With surprising apparent concord, the Falls Church City Council approved, with a series of three unanimous 7-0 votes, a “first reading” preliminary approval of the Fiscal Year 2019 budget for the City, the schools and the ambitious schedule for construction of a new high school and renovated City Hall and public library.
The preliminary budget abides with the recommendation of City Manager Wyatt Shields with a 5.5 cent (per $100 of assessed valuation) real estate tax increase, but the so-called heavy lifting toward final budget figures awaits another month of deliberations before the decisive vote is taken April 23.
There was no debate at all, in fact, over the size of the School Board’s request for a 2.8 percent budget increase. School Superintendent Peter Noonan sat silently in the audience throughout, prepared to weigh in if necessary, but that occasion never arose. It doesn’t mean that the issue won’t be engaged again soon, however.

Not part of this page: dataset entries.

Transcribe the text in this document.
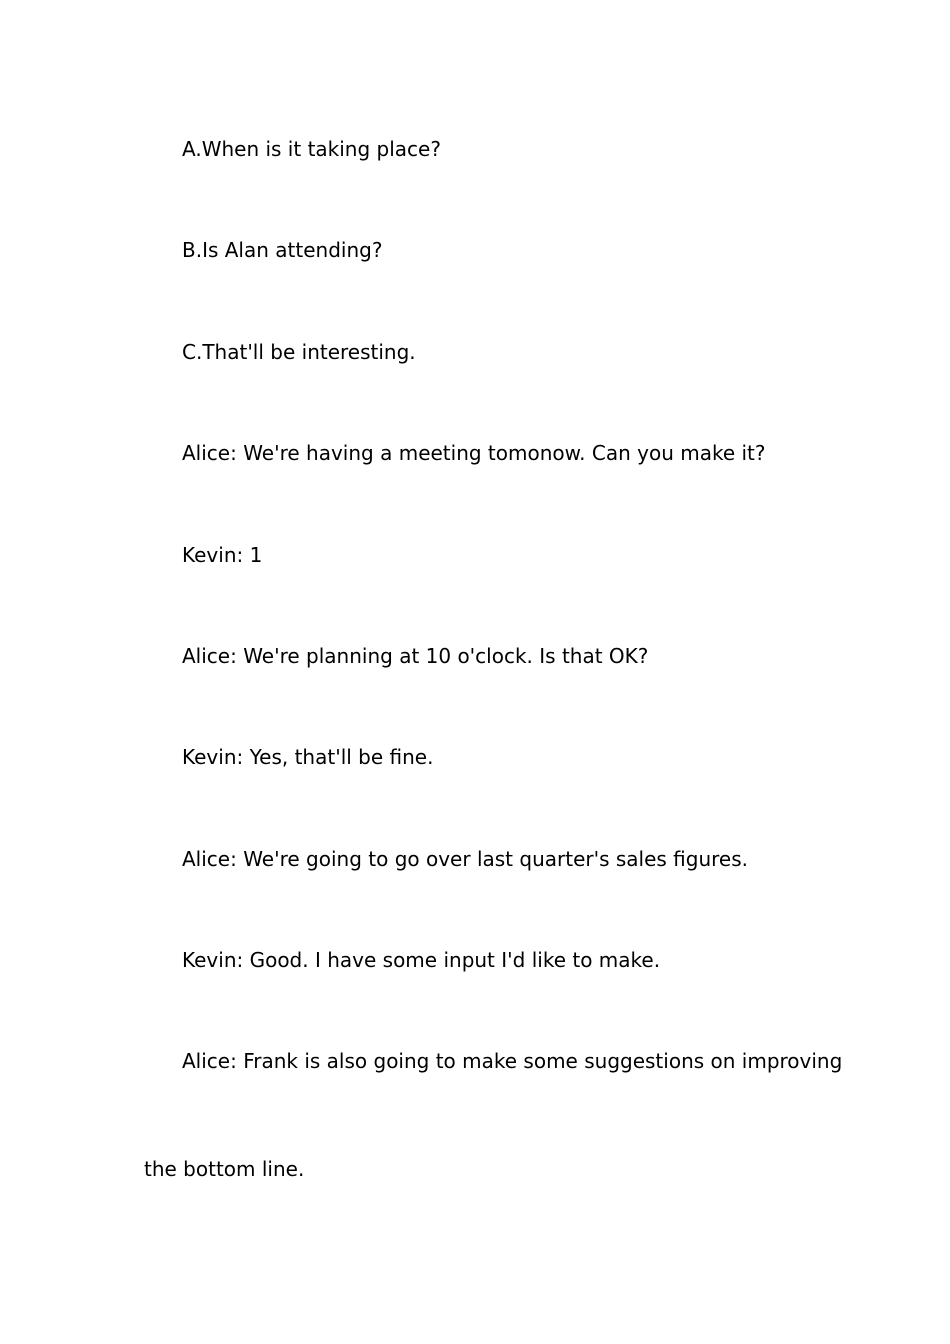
A.When is it taking place?
B.Is Alan attending?
C.That'll be interesting.
Alice: We're having a meeting tomonow. Can you make it?
Kevin: 1
Alice: We're planning at 10 o'clock. Is that OK?
Kevin: Yes, that'll be fine.
Alice: We're going to go over last quarter's sales figures.
Kevin: Good. I have some input I'd like to make.
Alice: Frank is also going to make some suggestions on improving
the bottom line.
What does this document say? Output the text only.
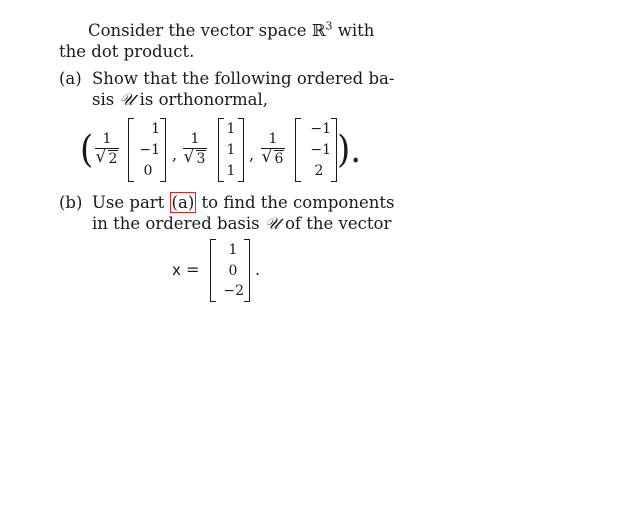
Consider the vector space ℝ$^3$ with
the dot product.
(a) Show that the following ordered ba-
sis 𝒰 is orthonormal,
( 1
√ 2
1
−1
0
,
1
√ 3
1
1
1
,
1
√ 6
−1
−1
2 ).
(b) Use part (a) to find the components
in the ordered basis 𝒰 of the vector
x =
1
0
−2
.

Almost the entirety of the Council’s deliberations Monday night centered on questions about other aspects of the budget, with the biggest indeterminate factor being what the City may have to chip in to the effort to bring WMATA’s ailing Metro Rail system back up to speed. What was included in the prospective new budget, amounting to $1.1 million in new City money worth 2.5 cents on the tax rate, was described by Shields as a “worst case scenario,” and the City will likely not know what its obligation will actually be until mid-April at the earliest.
But it was noted that funding for affordable housing, rent relief for seniors and traffic calming, plus mindfulness concerning the national inflation rate as Councilman Phil Duncan cautioned, and “looming recession,” as Council member Letty Hardi put it, may have in the coming month.
Still, the Council was buoyed in its spirits by the U.S. News and World Report announcement earlier in the day that the City of Falls Church is ranked No. 1 in the entire U.S. for being a healthy place to live. Councilman David Snyder attributed it to “a team effort” by the City over a number of years, grounded in “strong schools and strong services,” adding, “We should not change that formula now.”
The mood of the Council was more mellow than euphoric if only for the fact that Mayor David Tarter was suffering major jet lag from a quick trip to Lebanon with representatives of the Northern Virginia Relief Center to deliver clothing to refugee camps there where 1.5 million Syrian refugees are taxing the resources of the 4 million residents of Lebanon. Tarter returned to Falls Church just a couple hours before tonight’s meeting, and Snyder joined the meeting late, coming in himself from business travel, albeit from not as great a distance as Tarter.
Concerns for funding affordable housing, rental assistance and tax relief for the elderly were also considered at the meeting. Julio Idrobo, for five years the chair of the City’s Housing Commission, cautioned the Council that a subsidy for The Fields, which has 96 affordable units in the block behind the Taco Bell on West Broad, is due to expire soon, and at this point the City has a policy in words only, but with no money allocated to back it up.
Residents of the Park Towers Condominiums on N. Maple Street appealed to the Council to be included in the City’s trash pick up policy, calling it “blatantly unfair” that they have to pay for their own trash removal while all other City residents don’t. Resident Matt Adams said the current policy amounts to the Park Tower residents subsidizing trash pickup for all other residents in the City.
The matter was included in a Council adopted solid waste plan in 2004, but nothing was done because, as City Manager Wyatt Shields said Monday, the issue “hasn’t risen as a policy concern.”
Gina Caceci, chair of the non-profit Creative Cauldron board presented 93 petition signatures to the Council in support of its approval for the Broad and Washington mixed use plan that is scheduled to come before the Council for a final OK at its April 9 meeting. The plan includes 5,000 square feet for the Cauldron’s new theater arts center.
This Monday’s Council work session will begin at 7 p.m., a half hour early, at the new temporary meeting place for the Council, the Senior Center at the Community Center.